In conclusion, the renewed protests we are witnessing currently in Kenya are one of the many decisive moments of our nation in the struggle for justice, accountability, and good governance. The vibrancy with which these young and other concerned citizens’ voices are trumpeting represents and rings with deep dissatisfaction with the status quo, making an unflinching call for change. The Constitution that held so many promises for many became a beacon of success and, at the same time, a document of unfulfilled promises in our democratic journey. We have witnessed this with the #RejectFinanceBill2023 campaign; indeed, that is a clear picture of what people can do if they come together to stand against the government. But as Kasmuel McOure put it, protests are not against the government per se; rather, they seek to ensure good governance and that the government acts within its constitutional mandate.

We draw our demands from the basics of our fundamental principles enshrined in the constitution, from the right to demonstrate to the call for transparency and integrity in leadership.
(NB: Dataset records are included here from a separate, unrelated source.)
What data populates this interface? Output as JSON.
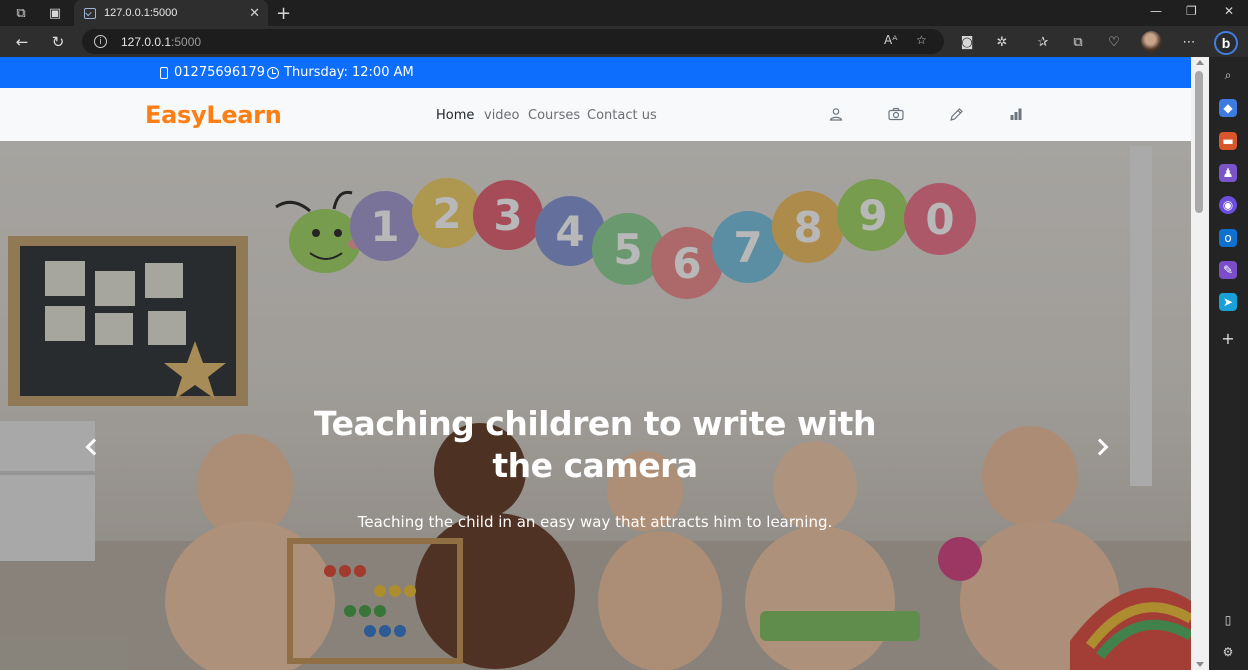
{
  "browser": {
    "tab_title": "127.0.0.1:5000",
    "url_host": "127.0.0.1",
    "url_port": ":5000"
  },
  "topbar": {
    "phone": "01275696179",
    "datetime": "Thursday: 12:00 AM"
  },
  "navbar": {
    "brand": "EasyLearn",
    "links": [
      "Home",
      "video",
      "Courses",
      "Contact us"
    ],
    "active_link": "Home",
    "icons": [
      "person-icon",
      "camera-icon",
      "pencil-icon",
      "bar-chart-icon"
    ]
  },
  "hero": {
    "title": "Teaching children to write with the camera",
    "subtitle": "Teaching the child in an easy way that attracts him to learning.",
    "wall_numbers": [
      "1",
      "2",
      "3",
      "4",
      "5",
      "6",
      "7",
      "8",
      "9",
      "0"
    ]
  },
  "colors": {
    "topbar_bg": "#0d6efd",
    "brand": "#fd7e14",
    "navbar_bg": "#f8f9fa"
  }
}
The journey ahead is full of thorns, though an opportunity to win back our noble democratic ideals. We continue to press for the implementation of our demands; let us continue to remain steadfast in the call for justice and the rule of law. That is what we owe to the hundreds of thousands that gave their lives fighting for the liberties we enjoy today. We owe it to ourselves, we owe it to our children and grandchildren, to ensure that now, more than ever, the promise of the Constitution is fully realized. Now is the time for action, and together, that will set us on the path to a better, more just Kenya.